You might not be familiar with Steps Recorder. It’s a very old utility (our article explaining how to use it was published in 2009, 14 years ago) that’s actually a screen recorder of sorts. It’s useful for recording your screen while you recreate a problem with your PC, explaining the necessary steps to reproduce the issue. From there, Steps Recorder will create an MHTML file with a rundown of the steps to reproduce the issue, as well as embedded screenshots and a video. This makes it easy to share with others, so they can look over the whole thing and use it as reference, as well as letting them reproduce the issue themselves. It’s a very niche tool, but one that could be handy for bug fixing and troubleshooting.

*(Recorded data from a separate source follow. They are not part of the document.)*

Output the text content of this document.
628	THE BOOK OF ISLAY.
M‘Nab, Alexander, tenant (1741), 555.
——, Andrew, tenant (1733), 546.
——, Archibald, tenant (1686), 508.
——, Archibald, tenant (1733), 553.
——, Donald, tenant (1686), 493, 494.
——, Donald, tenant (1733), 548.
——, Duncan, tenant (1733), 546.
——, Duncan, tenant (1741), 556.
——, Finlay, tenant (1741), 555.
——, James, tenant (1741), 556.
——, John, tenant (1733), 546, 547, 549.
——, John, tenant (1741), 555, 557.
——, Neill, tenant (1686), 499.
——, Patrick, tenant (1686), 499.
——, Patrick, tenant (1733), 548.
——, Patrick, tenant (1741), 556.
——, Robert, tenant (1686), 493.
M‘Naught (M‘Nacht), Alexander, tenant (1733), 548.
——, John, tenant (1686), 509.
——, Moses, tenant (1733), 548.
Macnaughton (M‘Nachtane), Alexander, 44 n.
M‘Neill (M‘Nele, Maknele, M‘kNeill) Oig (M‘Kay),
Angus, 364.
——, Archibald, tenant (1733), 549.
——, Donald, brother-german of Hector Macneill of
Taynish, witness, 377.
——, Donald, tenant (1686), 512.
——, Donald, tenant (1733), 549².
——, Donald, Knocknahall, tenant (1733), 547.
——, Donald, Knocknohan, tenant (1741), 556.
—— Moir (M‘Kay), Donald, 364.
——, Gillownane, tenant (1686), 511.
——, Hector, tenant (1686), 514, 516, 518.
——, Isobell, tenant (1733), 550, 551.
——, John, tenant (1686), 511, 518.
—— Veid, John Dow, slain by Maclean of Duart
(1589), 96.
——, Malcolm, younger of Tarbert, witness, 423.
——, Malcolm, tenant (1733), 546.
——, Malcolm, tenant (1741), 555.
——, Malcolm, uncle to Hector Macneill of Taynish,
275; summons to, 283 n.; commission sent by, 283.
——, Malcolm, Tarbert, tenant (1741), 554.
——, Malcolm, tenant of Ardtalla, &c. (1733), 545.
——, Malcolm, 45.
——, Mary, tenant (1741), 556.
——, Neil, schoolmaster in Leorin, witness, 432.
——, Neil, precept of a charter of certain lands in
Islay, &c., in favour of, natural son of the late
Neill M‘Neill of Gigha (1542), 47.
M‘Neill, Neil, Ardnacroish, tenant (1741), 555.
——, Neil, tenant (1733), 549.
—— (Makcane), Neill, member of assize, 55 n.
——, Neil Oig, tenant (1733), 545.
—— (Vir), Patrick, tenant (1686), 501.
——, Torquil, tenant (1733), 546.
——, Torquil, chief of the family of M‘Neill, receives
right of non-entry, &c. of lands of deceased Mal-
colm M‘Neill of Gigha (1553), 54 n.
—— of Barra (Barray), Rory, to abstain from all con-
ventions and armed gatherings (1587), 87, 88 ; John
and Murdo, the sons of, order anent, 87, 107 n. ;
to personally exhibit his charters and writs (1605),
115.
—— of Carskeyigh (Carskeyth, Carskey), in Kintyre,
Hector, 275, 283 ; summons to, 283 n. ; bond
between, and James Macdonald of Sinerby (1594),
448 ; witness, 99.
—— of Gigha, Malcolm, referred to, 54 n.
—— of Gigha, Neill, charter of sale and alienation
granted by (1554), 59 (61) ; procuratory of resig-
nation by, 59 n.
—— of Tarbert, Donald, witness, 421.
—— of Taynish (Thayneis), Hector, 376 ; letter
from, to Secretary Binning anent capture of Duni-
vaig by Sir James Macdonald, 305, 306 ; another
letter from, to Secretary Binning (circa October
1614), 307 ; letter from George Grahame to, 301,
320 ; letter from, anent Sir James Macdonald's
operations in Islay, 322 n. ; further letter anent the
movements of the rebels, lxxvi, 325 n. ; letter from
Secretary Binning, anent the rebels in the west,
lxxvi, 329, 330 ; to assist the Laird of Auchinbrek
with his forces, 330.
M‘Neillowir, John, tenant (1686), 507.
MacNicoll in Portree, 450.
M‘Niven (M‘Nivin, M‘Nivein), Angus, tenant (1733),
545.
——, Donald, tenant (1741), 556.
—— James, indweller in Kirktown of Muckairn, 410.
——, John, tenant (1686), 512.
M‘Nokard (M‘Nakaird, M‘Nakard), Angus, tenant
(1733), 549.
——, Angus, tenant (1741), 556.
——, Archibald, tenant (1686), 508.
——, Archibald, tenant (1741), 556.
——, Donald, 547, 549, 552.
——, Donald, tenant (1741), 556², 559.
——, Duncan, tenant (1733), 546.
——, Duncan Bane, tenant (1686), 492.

The tool has been laying low over the past several years. It’s not accessible from the Start menu — in order to open it, you need to either type “psr.exe” on your search bar, or execute it from the “Run” utility (Windows + R). Even then, the app itself looks abandoned, barely following Windows 10’s design language. Starting in the latest Windows 11 Insider build, Steps Recorder now shows a banner guiding users to other, more modern alternatives, such as the Snipping Tool, the Xbox Game Bar, and Microsoft Clipchamp. At some point after that, Microsoft may remove it entirely, but there’s no public timeline for that.
None of the recommended tools are exact replacements for Steps Recorder, but recording your screen with Snipping Tool and describing the steps will give you almost the same result. Given how hidden Steps Recorder already was in Windows, it’s unlikely many people were still using it, so it will soon meet the same fate as Internet Explorer.